Le sue dita spingevano ritmicamente dentro di me, mentre pizzicava e succhiava la piccola protuberanza. Il piagnucolio dei piagnucolii era inascoltato sotto il bavaglio. Le sensazioni erano più di quanto avessi mai provato prima, più di quanto potessi immaginare. Mi ha facilmente portata al limite ... e poi mi ha costretta a chiudere. Il mio corpo che si inchinava verso l'alto quel poco che poteva muoversi, vidi le stelle nel buio pesto, mentre il mio urlo di passione forzata imperversava. Devo aver perso il pensiero razionale per un momento o due, perché la cosa successiva che sentii fu che i suoi fianchi si strusciavano contro i miei.

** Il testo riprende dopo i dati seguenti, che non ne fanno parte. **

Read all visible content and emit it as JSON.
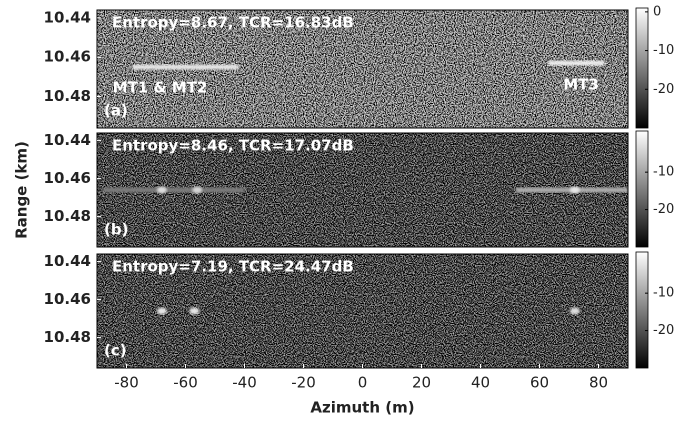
{
  "chart_data": [
    {
      "type": "heatmap",
      "title": "Entropy=8.67, TCR=16.83dB",
      "panel_label": "(a)",
      "annotations": [
        "MT1 & MT2",
        "MT3"
      ],
      "ylabel": "Range (km)",
      "xlim": [
        -90,
        90
      ],
      "ylim": [
        10.496,
        10.436
      ],
      "yticks": [
        10.44,
        10.46,
        10.48
      ],
      "clim": [
        -30,
        1
      ],
      "cticks": [
        0,
        -10,
        -20
      ],
      "streaks": [
        {
          "x0": -78,
          "x1": -42,
          "y": 10.465,
          "level": -2
        },
        {
          "x0": 63,
          "x1": 82,
          "y": 10.463,
          "level": -1
        }
      ],
      "spots": []
    },
    {
      "type": "heatmap",
      "title": "Entropy=8.46, TCR=17.07dB",
      "panel_label": "(b)",
      "xlim": [
        -90,
        90
      ],
      "ylim": [
        10.496,
        10.436
      ],
      "yticks": [
        10.44,
        10.46,
        10.48
      ],
      "clim": [
        -30,
        1
      ],
      "cticks": [
        -10,
        -20
      ],
      "streaks": [
        {
          "x0": -88,
          "x1": -40,
          "y": 10.466,
          "level": -15
        },
        {
          "x0": 52,
          "x1": 90,
          "y": 10.466,
          "level": -9
        }
      ],
      "spots": [
        {
          "x": -68,
          "y": 10.466,
          "level": -3
        },
        {
          "x": -56,
          "y": 10.466,
          "level": -4
        },
        {
          "x": 72,
          "y": 10.466,
          "level": -2
        }
      ]
    },
    {
      "type": "heatmap",
      "title": "Entropy=7.19, TCR=24.47dB",
      "panel_label": "(c)",
      "xlabel": "Azimuth (m)",
      "xlim": [
        -90,
        90
      ],
      "xticks": [
        -80,
        -60,
        -40,
        -20,
        0,
        20,
        40,
        60,
        80
      ],
      "ylim": [
        10.496,
        10.436
      ],
      "yticks": [
        10.44,
        10.46,
        10.48
      ],
      "clim": [
        -30,
        1
      ],
      "cticks": [
        -10,
        -20
      ],
      "streaks": [],
      "spots": [
        {
          "x": -68,
          "y": 10.466,
          "level": -2
        },
        {
          "x": -57,
          "y": 10.466,
          "level": -2
        },
        {
          "x": 72,
          "y": 10.466,
          "level": -3
        }
      ]
    }
  ]
}
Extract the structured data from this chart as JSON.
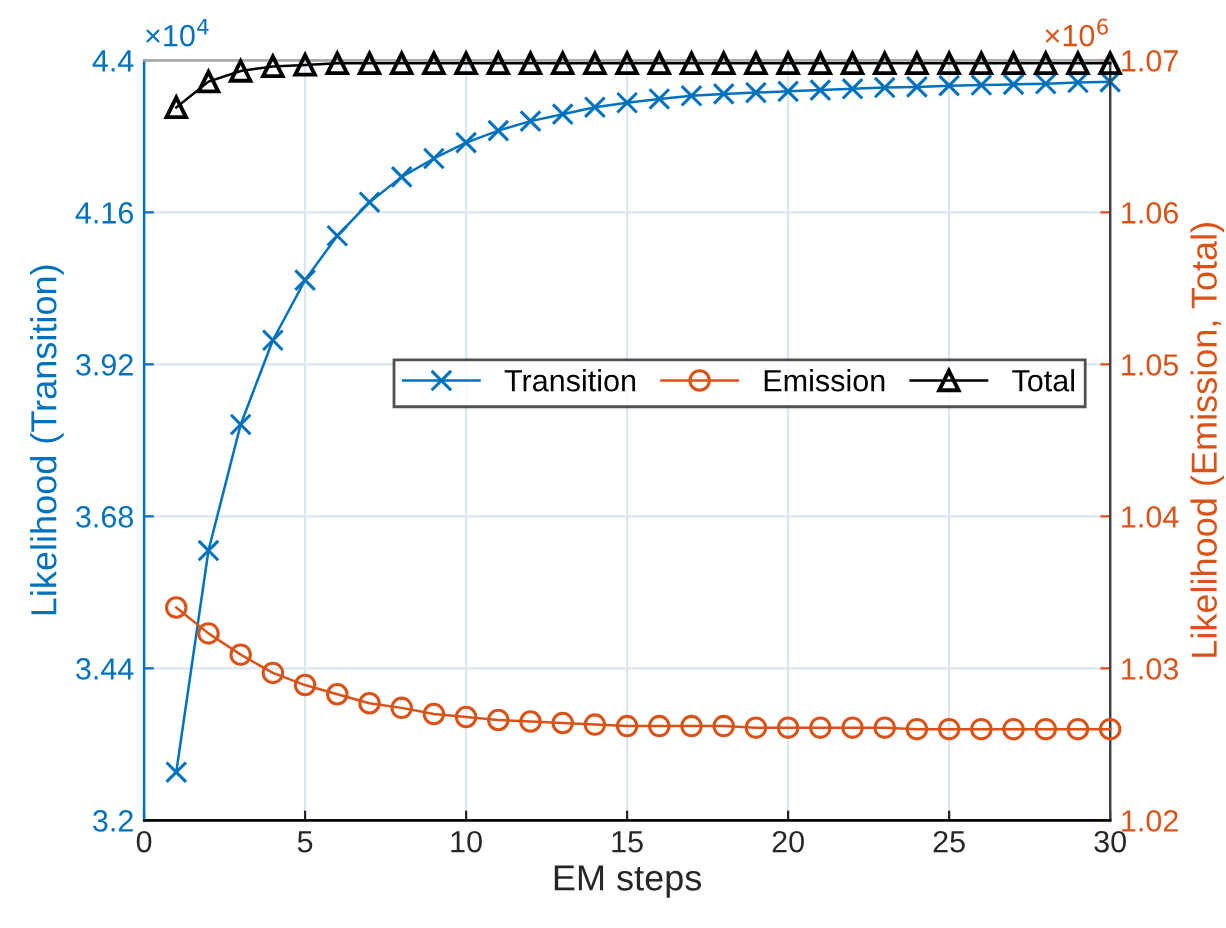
{
  "chart_data": {
    "type": "line",
    "xlabel": "EM steps",
    "ylabel": "Likelihood (Transition)",
    "y2label": "Likelihood (Emission, Total)",
    "x": [
      1,
      2,
      3,
      4,
      5,
      6,
      7,
      8,
      9,
      10,
      11,
      12,
      13,
      14,
      15,
      16,
      17,
      18,
      19,
      20,
      21,
      22,
      23,
      24,
      25,
      26,
      27,
      28,
      29,
      30
    ],
    "series": [
      {
        "name": "Transition",
        "color": "#0072bd",
        "marker": "cross",
        "axis": "y",
        "values": [
          3.276,
          3.626,
          3.825,
          3.958,
          4.053,
          4.123,
          4.176,
          4.216,
          4.245,
          4.27,
          4.289,
          4.304,
          4.315,
          4.326,
          4.333,
          4.339,
          4.344,
          4.347,
          4.349,
          4.351,
          4.353,
          4.355,
          4.357,
          4.358,
          4.36,
          4.361,
          4.362,
          4.363,
          4.365,
          4.366
        ]
      },
      {
        "name": "Emission",
        "color": "#d95319",
        "marker": "circle",
        "axis": "y2",
        "values": [
          1.034,
          1.0323,
          1.0309,
          1.0297,
          1.0289,
          1.0283,
          1.0277,
          1.0274,
          1.027,
          1.0268,
          1.0266,
          1.0265,
          1.0264,
          1.0263,
          1.0262,
          1.0262,
          1.0262,
          1.0262,
          1.0261,
          1.0261,
          1.0261,
          1.0261,
          1.0261,
          1.026,
          1.026,
          1.026,
          1.026,
          1.026,
          1.026,
          1.026
        ]
      },
      {
        "name": "Total",
        "color": "#000000",
        "marker": "triangle",
        "axis": "y2",
        "values": [
          1.0669,
          1.0686,
          1.0693,
          1.0696,
          1.0697,
          1.0698,
          1.0698,
          1.0698,
          1.0698,
          1.0698,
          1.0698,
          1.0698,
          1.0698,
          1.0698,
          1.0698,
          1.0698,
          1.0698,
          1.0698,
          1.0698,
          1.0698,
          1.0698,
          1.0698,
          1.0698,
          1.0698,
          1.0698,
          1.0698,
          1.0698,
          1.0698,
          1.0698,
          1.0698
        ]
      }
    ],
    "xlim": [
      0,
      30
    ],
    "xticks": [
      0,
      5,
      10,
      15,
      20,
      25,
      30
    ],
    "ylim": [
      3.2,
      4.4
    ],
    "yticks": [
      3.2,
      3.44,
      3.68,
      3.92,
      4.16,
      4.4
    ],
    "y2lim": [
      1.02,
      1.07
    ],
    "y2ticks": [
      1.02,
      1.03,
      1.04,
      1.05,
      1.06,
      1.07
    ],
    "annotations": [
      "×10$^{4}$",
      "×10$^{6}$"
    ],
    "grid": true,
    "legend": "right",
    "line_style": "solid"
  }
}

La pelle tesa si estendeva sull'imponente rigonfiamento racchiuso lì. La cerniera si incuneava perfettamente contro la mia figa ancora contratta mentre si chinava su di me. La sua bocca calda si chiudeva su un capezzolo. Stuzzicarlo, tagliarlo, succhiarlo quasi dolorosamente. Alternando i due, il suo respiro era irregolare come il mio. Non c'era nemmeno il suono di avvertimento del movimento, prima che un improvviso, inspiegabile dolore sparasse attraverso il mio capezzolo sinistro, seguito da vicino da un dolore specchiato a destra. La sua lingua poi si lavava sopra le punte abusate, finchè ogni millimetro di loro non è stato tenuto con aspra perfezione nei morsetti.